I prefer to be around people instead of being lonesome. I’m not always comfortable around people, but that isn’t due to lack of desire. It’s not that I’m an introvert. I’m just lousy at being an extrovert. It’s easier to be confident in something you’re good at.
Confidence can be ranked in stages. Check below to see where you rank.
Actively avoiding people is a sad state to be in. Wanting to do everything alone is not too unusual, but going out of our way to be alone seems crazy. Indefinite “me” time doesn’t help anyone. This stage can be referred to as the antisocial level. It is pure opposition to human interaction.
Woody Allen said eighty percent of success is showing up. The first step in putting ourselves out there is being there. Think of this stage as simply attendance. It takes the smallest amount of confidence to stand among a group of people and just listen. Being comfortable enough to be around people is a good start.
Just because you’re part of a group doesn’t mean you’re a participant. This stage involves action. The minimum amount of interaction one can offer is talking. We are truly comfortable when we can express ourselves freely to others. Human society wouldn’t function if there weren’t enough people with this level of confidence.

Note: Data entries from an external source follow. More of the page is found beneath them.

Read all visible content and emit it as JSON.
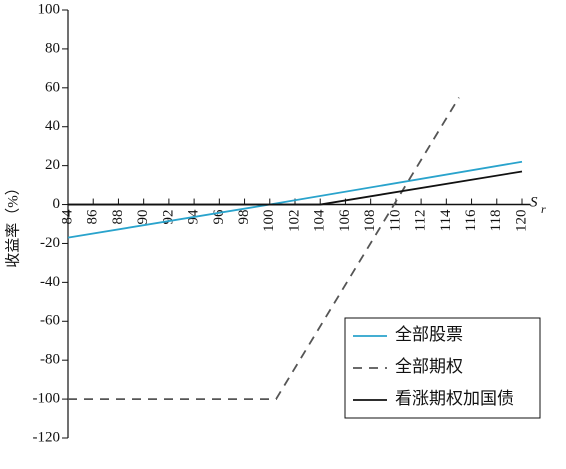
{
  "chart_data": {
    "type": "line",
    "y_label": "收益率（%）",
    "x_label": "S",
    "x_label_sub": "r",
    "xlim": [
      84,
      120
    ],
    "xticks": [
      84,
      86,
      88,
      90,
      92,
      94,
      96,
      98,
      100,
      102,
      104,
      106,
      108,
      110,
      112,
      114,
      116,
      118,
      120
    ],
    "ylim": [
      -120,
      100
    ],
    "yticks": [
      -120,
      -100,
      -80,
      -60,
      -40,
      -20,
      0,
      20,
      40,
      60,
      80,
      100
    ],
    "grid": false,
    "legend": "lower right",
    "series": [
      {
        "name": "全部股票",
        "color": "#29a3cc",
        "dash": false,
        "x": [
          84,
          100,
          120
        ],
        "values": [
          -17,
          0,
          22
        ]
      },
      {
        "name": "全部期权",
        "color": "#555555",
        "dash": true,
        "x": [
          84,
          100.5,
          115
        ],
        "values": [
          -100,
          -100,
          55
        ]
      },
      {
        "name": "看涨期权加国债",
        "color": "#111111",
        "dash": false,
        "x": [
          84,
          104,
          120
        ],
        "values": [
          0,
          0,
          17
        ]
      }
    ]
  }
}
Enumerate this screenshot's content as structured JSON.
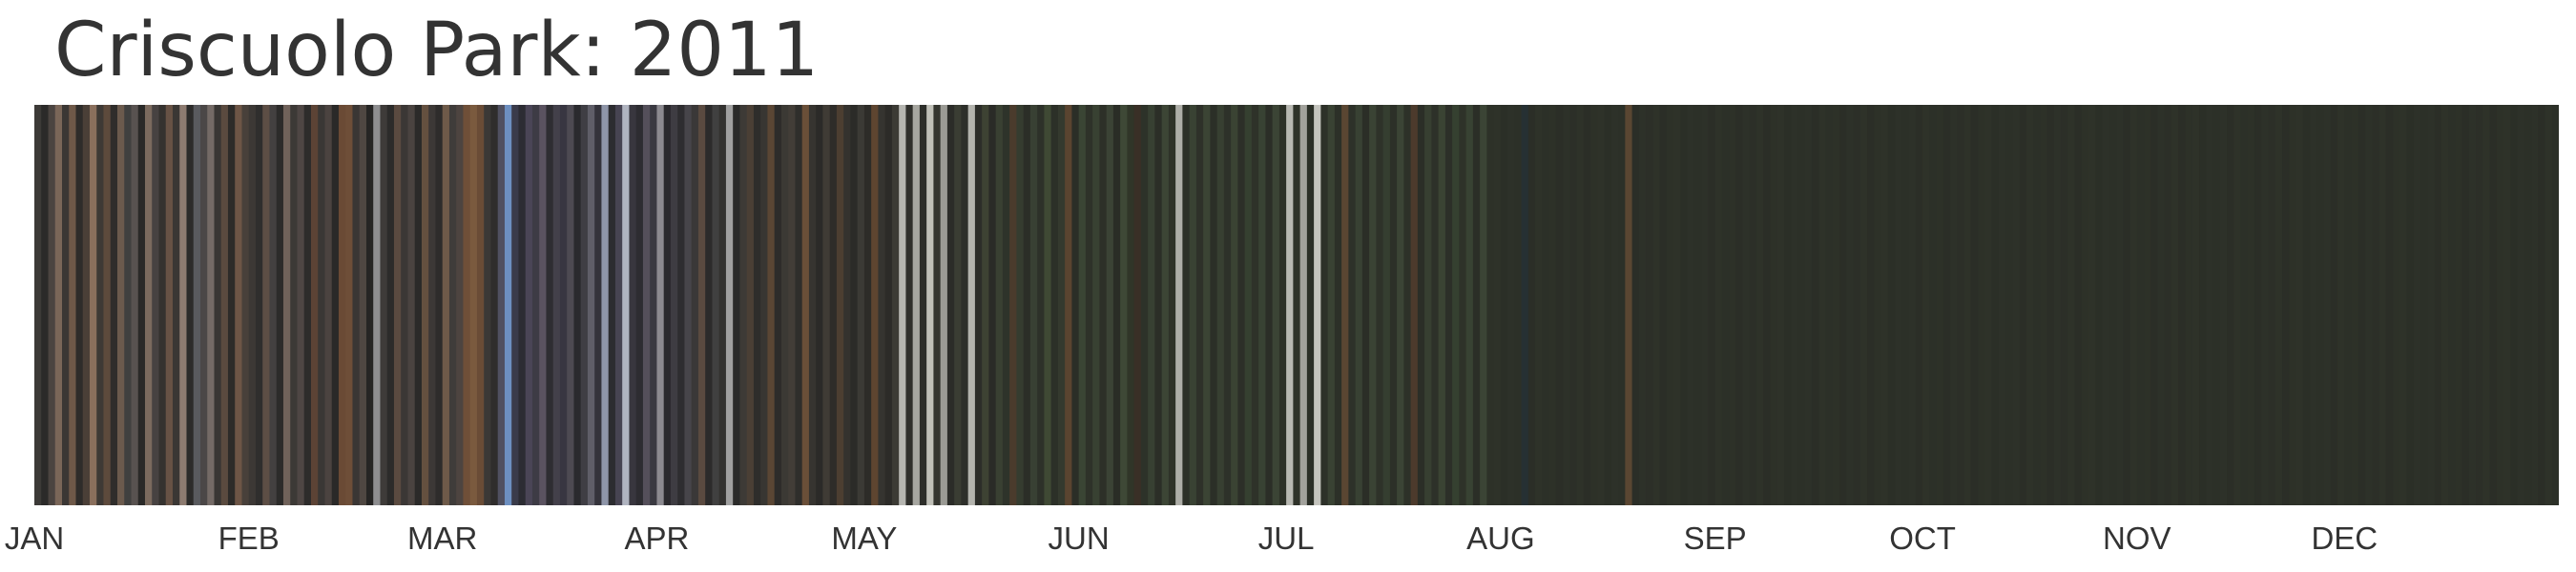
{
  "chart_data": {
    "type": "heatmap",
    "title": "Criscuolo Park: 2011",
    "year": 2011,
    "x_axis_labels": [
      "JAN",
      "FEB",
      "MAR",
      "APR",
      "MAY",
      "JUN",
      "JUL",
      "AUG",
      "SEP",
      "OCT",
      "NOV",
      "DEC"
    ],
    "days_in_month": [
      31,
      28,
      31,
      30,
      31,
      30,
      31,
      31,
      30,
      31,
      30,
      31
    ],
    "daily_colors": [
      "#3c3a37",
      "#2b2a29",
      "#4b4440",
      "#7a6658",
      "#3b3734",
      "#6e5848",
      "#2e2c2a",
      "#4a3f37",
      "#8a6f5c",
      "#3e3935",
      "#5d4a3c",
      "#2f2d2b",
      "#6b5a4d",
      "#40403f",
      "#585250",
      "#2a2928",
      "#7b6a5e",
      "#474241",
      "#35322f",
      "#675245",
      "#3a3734",
      "#8d7b70",
      "#2c2b2a",
      "#595a5e",
      "#4b4747",
      "#746a66",
      "#393634",
      "#5a4a3f",
      "#2d2b29",
      "#6d5546",
      "#48403a",
      "#3c3835",
      "#2f2e2d",
      "#5d4e45",
      "#434040",
      "#2c2b2a",
      "#70625a",
      "#3c3936",
      "#4e4644",
      "#2d2c2b",
      "#5c4335",
      "#3a3735",
      "#4b4340",
      "#2a2928",
      "#6a4a35",
      "#6e4e38",
      "#3a3634",
      "#4f4742",
      "#262524",
      "#8e8e90",
      "#3e3b39",
      "#2c2b2a",
      "#5a4a40",
      "#3b3735",
      "#4a4340",
      "#2b2a29",
      "#64503f",
      "#3c3836",
      "#2e2c2b",
      "#6e5a49",
      "#3f3c3a",
      "#4d4440",
      "#6f4f38",
      "#7a5a3e",
      "#6a4c36",
      "#3b3836",
      "#2f2d2c",
      "#505060",
      "#6d8fc0",
      "#3a3b4a",
      "#2c2c33",
      "#4a4556",
      "#3d3b45",
      "#5a5260",
      "#2e2d32",
      "#43404a",
      "#383641",
      "#4d4a52",
      "#2a2a2e",
      "#3f3e44",
      "#5f5e68",
      "#34333b",
      "#8e95a8",
      "#2c2c30",
      "#474452",
      "#b0b4c0",
      "#38363e",
      "#2d2c31",
      "#544f5a",
      "#3a3941",
      "#8c8a90",
      "#2b2a2e",
      "#3e3c42",
      "#2e2d30",
      "#47454a",
      "#3a3838",
      "#5a4a40",
      "#2c2b2b",
      "#404040",
      "#333230",
      "#a0a0a0",
      "#2a2a29",
      "#3d3a36",
      "#4a3f35",
      "#2e2d2b",
      "#383632",
      "#5a4634",
      "#2d2c2a",
      "#3b3934",
      "#423d37",
      "#2f2e2b",
      "#6a4f38",
      "#363430",
      "#2b2a28",
      "#3f3b35",
      "#2e2c29",
      "#4c3e31",
      "#34322e",
      "#2b2b28",
      "#3b3a35",
      "#2d2c28",
      "#5e4530",
      "#353430",
      "#2c2b28",
      "#3c3b35",
      "#b5b5b0",
      "#2f2f2b",
      "#a6a6a0",
      "#2d2e2a",
      "#c0c0b8",
      "#34352f",
      "#9a9a94",
      "#2b2c28",
      "#3a3d33",
      "#2d2f2a",
      "#b4b4ae",
      "#2c2d29",
      "#3d4233",
      "#2a2b27",
      "#394032",
      "#2e332a",
      "#4a3b2c",
      "#353c2f",
      "#2b2e27",
      "#384033",
      "#2d3129",
      "#3f4934",
      "#2c3028",
      "#34392e",
      "#5a4430",
      "#2b2e27",
      "#3a4534",
      "#2e3229",
      "#384132",
      "#2d3028",
      "#3b4335",
      "#2a2d26",
      "#3e4836",
      "#303528",
      "#392f26",
      "#2d3229",
      "#374032",
      "#2b2e27",
      "#3c4535",
      "#2f3329",
      "#aeaea8",
      "#2c3028",
      "#394233",
      "#2e3129",
      "#3b4434",
      "#2b2f27",
      "#373f31",
      "#2d3129",
      "#3a4333",
      "#2c2f28",
      "#354030",
      "#2e3229",
      "#384233",
      "#2b2e27",
      "#3b4435",
      "#2d3128",
      "#b8b8b2",
      "#2e3229",
      "#a2a29c",
      "#2b2f27",
      "#c4c4be",
      "#2d3129",
      "#394233",
      "#2c3028",
      "#5a4632",
      "#2d3129",
      "#384133",
      "#2b2e27",
      "#3a4334",
      "#2e3229",
      "#353e30",
      "#2c3028",
      "#3b4435",
      "#2d3128",
      "#4c3a2c",
      "#2b2e27",
      "#373f31",
      "#2d3129",
      "#3a4333",
      "#2c2f28",
      "#354030",
      "#2e3229",
      "#384233",
      "#2b2e27",
      "#3b4435",
      "#2d3128",
      "#2e3229",
      "#2b2f27",
      "#2d3129",
      "#2c3028",
      "#263033",
      "#2b2e27",
      "#2e3229",
      "#2c3028",
      "#2d3128",
      "#2b2e27",
      "#2d3129",
      "#2c2f28",
      "#2e3229",
      "#2b2e27",
      "#2d3128",
      "#2e3229",
      "#2b2f27",
      "#2d3129",
      "#2c3028",
      "#5a4632",
      "#2b2e27",
      "#2d3129",
      "#2c2f28",
      "#2e3229",
      "#2b2e27",
      "#2d3128",
      "#2e3229",
      "#2b2f27",
      "#2d3129",
      "#2c3028",
      "#2d3129",
      "#2b2e27",
      "#2e3229",
      "#2c3028",
      "#2d3128",
      "#2b2e27",
      "#2d3129",
      "#2c2f28",
      "#2e3229",
      "#2b2e27",
      "#2d3128",
      "#2e3229",
      "#2b2f27",
      "#2d3129",
      "#2c3028",
      "#2d3129",
      "#2b2e27",
      "#2e3229",
      "#2c3028",
      "#2d3128",
      "#2b2e27",
      "#2d3129",
      "#2c2f28",
      "#2e3229",
      "#2b2e27",
      "#2d3128",
      "#2e3229",
      "#2b2f27",
      "#2d3129",
      "#2c3028",
      "#2d3129",
      "#2b2e27",
      "#2e3229",
      "#2c3028",
      "#2d3128",
      "#2b2e27",
      "#2d3129",
      "#2c2f28",
      "#2e3229",
      "#2b2e27",
      "#2d3128",
      "#2e3229",
      "#2b2f27",
      "#2d3129",
      "#2c3028",
      "#2d3129",
      "#2b2e27",
      "#2e3229",
      "#2c3028",
      "#2d3128",
      "#2b2e27",
      "#2d3129",
      "#2c2f28",
      "#2e3229",
      "#2b2e27",
      "#2d3128",
      "#2e3229",
      "#2b2f27",
      "#2d3129",
      "#2c3028",
      "#2d3129",
      "#2b2e27",
      "#2e3229",
      "#2c3028",
      "#2d3128",
      "#2b2e27",
      "#2d3129",
      "#2c2f28",
      "#2e3229",
      "#2b2e27",
      "#2d3128",
      "#2e3229",
      "#2b2f27",
      "#2d3129",
      "#2c3028",
      "#2d3129",
      "#2b2e27",
      "#2e3229",
      "#2c3028",
      "#2d3128",
      "#2b2e27",
      "#2d3129",
      "#2c2f28",
      "#2e3229",
      "#2b2e27",
      "#2d3128",
      "#2e3229",
      "#2b2f27",
      "#2d3129",
      "#2c3028",
      "#2d3129",
      "#2b2e27",
      "#2e3229",
      "#2c3028",
      "#2d3128",
      "#2b2e27",
      "#2d3129",
      "#2c2f28",
      "#2e3229",
      "#2b2e27",
      "#2d3128",
      "#2e3229",
      "#2b2f27",
      "#2d3129",
      "#2c3028",
      "#2d3129",
      "#2b2e27",
      "#2e3229",
      "#2c3028",
      "#2d3128",
      "#2b2e27",
      "#2d3129",
      "#2c2f28",
      "#2e3229",
      "#2b2e27",
      "#2d3128",
      "#2e3229",
      "#2b2f27",
      "#2d3129",
      "#2c3028",
      "#2d3129",
      "#2b2e27",
      "#2e3229",
      "#2c3028"
    ]
  }
}
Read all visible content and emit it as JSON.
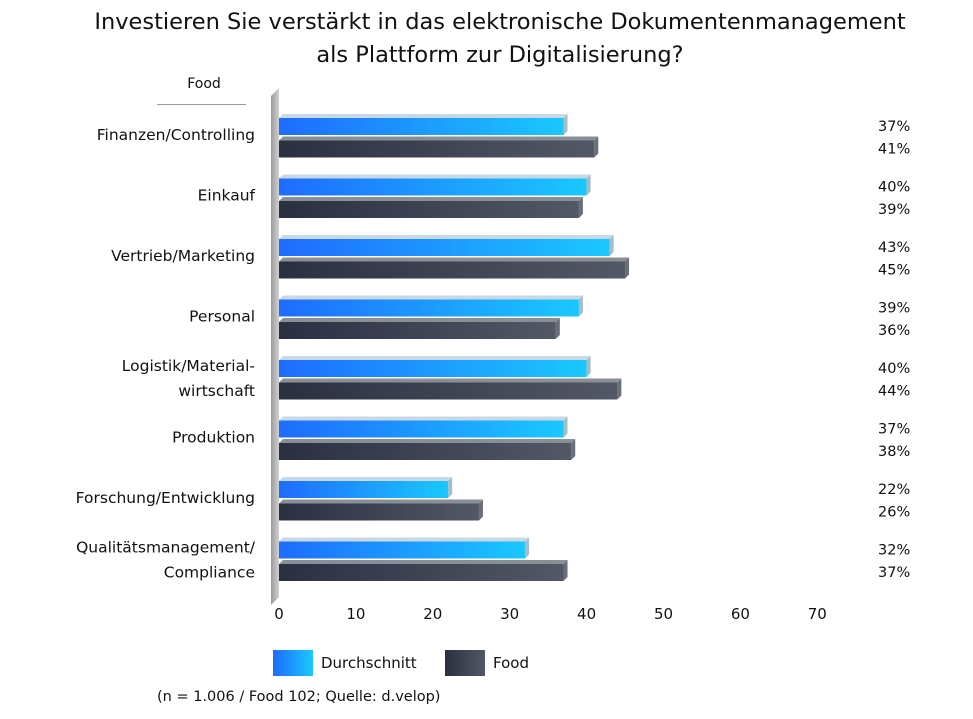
{
  "title_line1": "Investieren Sie verstärkt in das elektronische Dokumentenmanagement",
  "title_line2": "als Plattform zur Digitalisierung?",
  "subgroup_label": "Food",
  "footnote": "(n = 1.006 / Food 102; Quelle: d.velop)",
  "colors": {
    "durchschnitt_start": "#1e6cff",
    "durchschnitt_end": "#1ac8ff",
    "food_start": "#2a3040",
    "food_end": "#525866"
  },
  "chart_data": {
    "type": "bar",
    "orientation": "horizontal",
    "title": "Investieren Sie verstärkt in das elektronische Dokumentenmanagement als Plattform zur Digitalisierung?",
    "categories": [
      [
        "Finanzen/Controlling"
      ],
      [
        "Einkauf"
      ],
      [
        "Vertrieb/Marketing"
      ],
      [
        "Personal"
      ],
      [
        "Logistik/Material-",
        "wirtschaft"
      ],
      [
        "Produktion"
      ],
      [
        "Forschung/Entwicklung"
      ],
      [
        "Qualitätsmanagement/",
        "Compliance"
      ]
    ],
    "series": [
      {
        "name": "Durchschnitt",
        "values": [
          37,
          40,
          43,
          39,
          40,
          37,
          22,
          32
        ]
      },
      {
        "name": "Food",
        "values": [
          41,
          39,
          45,
          36,
          44,
          38,
          26,
          37
        ]
      }
    ],
    "value_labels": [
      [
        "37%",
        "41%"
      ],
      [
        "40%",
        "39%"
      ],
      [
        "43%",
        "45%"
      ],
      [
        "39%",
        "36%"
      ],
      [
        "40%",
        "44%"
      ],
      [
        "37%",
        "38%"
      ],
      [
        "22%",
        "26%"
      ],
      [
        "32%",
        "37%"
      ]
    ],
    "xlim": [
      0,
      70
    ],
    "xticks": [
      0,
      10,
      20,
      30,
      40,
      50,
      60,
      70
    ],
    "legend": [
      "Durchschnitt",
      "Food"
    ],
    "legend_position": "bottom"
  }
}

Leaders are found on this stage. Every human interaction would be awkward if everyone expected everyone else to be the one to start the ball rolling. Someone has to make the first move. Unfortunately, not everyone possesses the confidence to take the spotlight. Leaders provide necessary structure for human interaction. They initiate conversations, follow up on future interactions, and move relationships forward to new levels. In short, they get stuff done.
Think about where you are on the confidence meter. Do you take risks or play it safe? Do you stay in familiar environments or do you explore new locations? Confidence is about being comfortable with ourselves in various settings. It is also about being willing to redefine ourselves. I became the boy who talks to pretty girls at parties. I chose to be the guy who takes the microphone to speak to the crowd. I’m now the man who writes about being diagnosed with autism. Who are you?